Our MAC is chaired by Mary Schroth, MD, a leading pulmonologist, and professor of pediatrics. The MAC is one of the most highly respected bodies of SMA medical and clinical experts in the US, including experts in specialties such as pulmonology, neurology, physical therapy, sociology, physical medical and rehabilitation, orthopedics, cardiology, palliative care, pediatric critical care, and nutrition.
The MAC focuses on educating families, healthcare providers, and the public about SMA; expanding SMA standards of care; and translating positive research results into clinical practice.
Clinical Care Research Grants
One of the top items on the MAC’s agenda is the awarding of up to $150,000 in new clinical care grants. Clinical care research is part of Cure SMA’s comprehensive research funding strategy. We fund clinical care research to understand the issues that affect daily life for people with SMA, from breathing to nutrition, and to improve their quality of life today.
Earlier this year, we opened up a new clinical care research request for proposals (RFP). A clinical care RFP is an invitation for scientists to submit their best ideas for projects that address the clinical, psychological or social aspects of SMA. They explain what they want to study, how they plan to study it, and why they think it will help those affected by SMA.

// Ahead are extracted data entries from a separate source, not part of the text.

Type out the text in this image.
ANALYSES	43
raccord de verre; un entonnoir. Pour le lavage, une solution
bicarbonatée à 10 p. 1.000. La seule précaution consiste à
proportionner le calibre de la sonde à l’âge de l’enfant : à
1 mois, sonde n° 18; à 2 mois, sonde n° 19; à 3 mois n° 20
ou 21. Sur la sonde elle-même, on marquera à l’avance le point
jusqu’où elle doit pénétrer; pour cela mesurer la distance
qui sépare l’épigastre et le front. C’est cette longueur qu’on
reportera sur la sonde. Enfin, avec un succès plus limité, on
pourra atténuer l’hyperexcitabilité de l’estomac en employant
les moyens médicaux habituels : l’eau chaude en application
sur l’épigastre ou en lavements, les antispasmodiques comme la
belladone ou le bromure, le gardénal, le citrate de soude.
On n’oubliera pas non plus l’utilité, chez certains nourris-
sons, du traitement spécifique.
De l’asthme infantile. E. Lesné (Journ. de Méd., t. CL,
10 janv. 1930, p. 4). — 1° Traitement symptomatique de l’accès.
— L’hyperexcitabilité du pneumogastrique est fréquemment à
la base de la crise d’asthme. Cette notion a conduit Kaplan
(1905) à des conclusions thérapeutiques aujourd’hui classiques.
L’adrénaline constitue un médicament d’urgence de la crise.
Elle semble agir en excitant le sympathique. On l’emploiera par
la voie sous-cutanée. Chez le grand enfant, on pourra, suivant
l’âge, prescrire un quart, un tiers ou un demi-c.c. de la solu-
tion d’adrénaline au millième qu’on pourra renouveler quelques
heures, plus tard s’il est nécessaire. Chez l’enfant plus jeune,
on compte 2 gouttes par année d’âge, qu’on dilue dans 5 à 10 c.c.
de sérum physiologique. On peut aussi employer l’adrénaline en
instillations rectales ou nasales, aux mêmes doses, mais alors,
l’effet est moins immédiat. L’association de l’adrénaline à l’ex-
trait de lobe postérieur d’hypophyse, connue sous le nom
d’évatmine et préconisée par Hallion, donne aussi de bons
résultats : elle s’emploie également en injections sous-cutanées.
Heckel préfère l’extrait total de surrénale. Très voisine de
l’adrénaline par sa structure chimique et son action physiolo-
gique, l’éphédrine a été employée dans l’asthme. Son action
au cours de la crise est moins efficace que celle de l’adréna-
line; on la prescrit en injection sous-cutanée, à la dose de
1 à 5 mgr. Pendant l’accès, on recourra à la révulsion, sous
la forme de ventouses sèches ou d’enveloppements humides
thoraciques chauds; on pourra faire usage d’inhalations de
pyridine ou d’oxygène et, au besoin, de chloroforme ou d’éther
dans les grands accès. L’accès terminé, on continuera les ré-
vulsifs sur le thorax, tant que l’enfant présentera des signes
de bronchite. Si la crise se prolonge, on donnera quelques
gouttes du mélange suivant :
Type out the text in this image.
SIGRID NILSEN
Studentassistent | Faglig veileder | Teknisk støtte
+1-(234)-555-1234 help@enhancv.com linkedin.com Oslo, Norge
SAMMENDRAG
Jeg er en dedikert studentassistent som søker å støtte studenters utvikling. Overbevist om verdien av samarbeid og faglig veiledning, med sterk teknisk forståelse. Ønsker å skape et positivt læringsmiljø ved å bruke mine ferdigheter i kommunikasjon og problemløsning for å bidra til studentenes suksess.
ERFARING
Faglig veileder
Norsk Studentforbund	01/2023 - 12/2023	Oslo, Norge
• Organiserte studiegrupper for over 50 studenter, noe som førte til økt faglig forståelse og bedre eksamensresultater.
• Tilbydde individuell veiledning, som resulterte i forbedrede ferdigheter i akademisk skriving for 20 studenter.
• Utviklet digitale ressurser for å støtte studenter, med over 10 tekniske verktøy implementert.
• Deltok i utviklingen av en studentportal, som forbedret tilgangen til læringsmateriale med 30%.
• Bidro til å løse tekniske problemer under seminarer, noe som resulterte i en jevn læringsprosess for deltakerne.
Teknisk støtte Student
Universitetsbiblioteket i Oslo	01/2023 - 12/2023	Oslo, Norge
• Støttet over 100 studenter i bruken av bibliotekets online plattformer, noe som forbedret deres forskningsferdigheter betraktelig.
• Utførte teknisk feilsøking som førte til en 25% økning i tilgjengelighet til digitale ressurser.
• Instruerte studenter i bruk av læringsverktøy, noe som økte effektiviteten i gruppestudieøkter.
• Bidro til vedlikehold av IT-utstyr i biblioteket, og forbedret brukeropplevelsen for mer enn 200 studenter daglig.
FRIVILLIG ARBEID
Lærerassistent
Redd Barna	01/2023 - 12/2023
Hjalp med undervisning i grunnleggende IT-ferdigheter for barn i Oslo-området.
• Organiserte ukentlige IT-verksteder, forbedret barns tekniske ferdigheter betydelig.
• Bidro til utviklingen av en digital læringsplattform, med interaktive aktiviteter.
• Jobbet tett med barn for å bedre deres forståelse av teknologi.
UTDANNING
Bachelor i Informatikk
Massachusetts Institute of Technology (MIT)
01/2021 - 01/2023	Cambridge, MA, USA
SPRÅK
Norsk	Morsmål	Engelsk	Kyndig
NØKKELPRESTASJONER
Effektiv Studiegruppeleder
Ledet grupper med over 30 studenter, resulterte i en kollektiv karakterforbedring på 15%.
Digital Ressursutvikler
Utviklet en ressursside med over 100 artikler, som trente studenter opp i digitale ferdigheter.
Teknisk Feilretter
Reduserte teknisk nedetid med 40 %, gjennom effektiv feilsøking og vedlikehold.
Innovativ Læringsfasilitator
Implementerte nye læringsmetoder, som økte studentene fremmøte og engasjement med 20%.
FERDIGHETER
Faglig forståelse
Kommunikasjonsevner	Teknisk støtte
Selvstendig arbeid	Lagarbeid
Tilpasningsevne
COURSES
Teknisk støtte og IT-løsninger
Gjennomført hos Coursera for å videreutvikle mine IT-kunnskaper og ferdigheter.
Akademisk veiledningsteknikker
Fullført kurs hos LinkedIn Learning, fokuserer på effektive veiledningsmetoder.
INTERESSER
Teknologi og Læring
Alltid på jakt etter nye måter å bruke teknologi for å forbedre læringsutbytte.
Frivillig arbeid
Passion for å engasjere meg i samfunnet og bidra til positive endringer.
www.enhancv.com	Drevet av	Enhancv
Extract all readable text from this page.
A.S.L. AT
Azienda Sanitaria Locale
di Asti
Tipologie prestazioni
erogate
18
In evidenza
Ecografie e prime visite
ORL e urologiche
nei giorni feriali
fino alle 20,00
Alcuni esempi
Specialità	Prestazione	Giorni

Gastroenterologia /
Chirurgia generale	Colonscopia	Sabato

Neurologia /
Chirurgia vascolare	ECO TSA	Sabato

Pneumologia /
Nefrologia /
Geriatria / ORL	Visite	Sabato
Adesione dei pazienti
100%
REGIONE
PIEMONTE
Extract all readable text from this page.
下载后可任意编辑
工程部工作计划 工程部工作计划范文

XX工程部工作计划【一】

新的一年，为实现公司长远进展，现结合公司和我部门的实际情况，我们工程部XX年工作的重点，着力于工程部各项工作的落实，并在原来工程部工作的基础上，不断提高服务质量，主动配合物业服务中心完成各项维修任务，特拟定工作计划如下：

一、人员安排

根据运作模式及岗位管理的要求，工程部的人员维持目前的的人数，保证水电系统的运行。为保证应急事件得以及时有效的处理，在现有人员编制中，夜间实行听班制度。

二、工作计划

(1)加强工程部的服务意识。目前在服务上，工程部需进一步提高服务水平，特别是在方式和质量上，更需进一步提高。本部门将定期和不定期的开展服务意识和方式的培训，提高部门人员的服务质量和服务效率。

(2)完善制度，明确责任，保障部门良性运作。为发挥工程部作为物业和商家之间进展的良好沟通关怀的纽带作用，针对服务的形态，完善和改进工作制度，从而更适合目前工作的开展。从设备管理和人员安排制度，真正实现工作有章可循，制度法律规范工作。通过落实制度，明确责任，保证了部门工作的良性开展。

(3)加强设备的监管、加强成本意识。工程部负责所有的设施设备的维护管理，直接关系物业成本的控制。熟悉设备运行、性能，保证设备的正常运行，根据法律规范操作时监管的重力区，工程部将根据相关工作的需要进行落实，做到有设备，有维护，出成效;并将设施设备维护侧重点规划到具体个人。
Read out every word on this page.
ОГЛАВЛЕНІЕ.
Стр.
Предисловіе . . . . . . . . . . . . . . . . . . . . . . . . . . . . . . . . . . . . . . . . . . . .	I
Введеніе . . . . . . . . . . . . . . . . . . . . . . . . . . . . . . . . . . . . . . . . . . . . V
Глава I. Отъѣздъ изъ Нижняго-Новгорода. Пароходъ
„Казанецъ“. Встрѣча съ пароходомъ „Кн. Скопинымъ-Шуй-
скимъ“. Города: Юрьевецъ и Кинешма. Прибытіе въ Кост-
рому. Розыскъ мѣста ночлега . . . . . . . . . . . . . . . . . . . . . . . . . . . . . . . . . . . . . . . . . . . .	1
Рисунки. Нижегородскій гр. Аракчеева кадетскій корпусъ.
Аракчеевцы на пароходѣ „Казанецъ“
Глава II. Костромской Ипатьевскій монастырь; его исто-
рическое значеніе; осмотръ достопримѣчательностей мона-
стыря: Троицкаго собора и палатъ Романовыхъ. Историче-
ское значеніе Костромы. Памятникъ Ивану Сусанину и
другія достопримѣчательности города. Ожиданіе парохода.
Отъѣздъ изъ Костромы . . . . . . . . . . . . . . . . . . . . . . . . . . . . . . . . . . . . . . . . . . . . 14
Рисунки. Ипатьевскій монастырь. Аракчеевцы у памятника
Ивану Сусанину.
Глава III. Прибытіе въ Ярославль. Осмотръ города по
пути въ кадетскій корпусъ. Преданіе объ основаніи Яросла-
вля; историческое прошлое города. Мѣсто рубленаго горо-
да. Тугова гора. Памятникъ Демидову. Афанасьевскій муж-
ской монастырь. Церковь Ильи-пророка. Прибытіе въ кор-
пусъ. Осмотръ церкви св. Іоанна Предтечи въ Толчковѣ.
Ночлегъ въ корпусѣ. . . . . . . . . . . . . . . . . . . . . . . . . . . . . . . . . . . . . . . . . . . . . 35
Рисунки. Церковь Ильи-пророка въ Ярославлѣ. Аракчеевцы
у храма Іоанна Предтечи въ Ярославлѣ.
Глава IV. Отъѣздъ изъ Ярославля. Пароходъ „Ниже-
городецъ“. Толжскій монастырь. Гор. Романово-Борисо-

Over the next two days, the MAC will evaluate all proposals to see which projects are the most intriguing, which have a well constructed study plan, and which match up with the most pressing unanswered questions about SMA. The best proposals will then receive a clinical care grant from Cure SMA.
Setting the Care Agenda for SMA
Also during these meetings, the MAC will be working to set the agenda for the next 3-5 years of care for SMA. Currently, several pilot studies in care (many funded by Cure SMA) are ongoing or have recently been completed.
The MAC will use these meetings to chart out next steps with the information that has already been learned from these pilot studies. They will look to scale these up, to see what impact the discoveries might have on the wider SMA population, and lead toward defining and improving the standard of care.
The MAC will also set out goals and plans for how this evidence and data will be used to educate medical professionals.
Our thanks to the MAC for their dedication and expertise.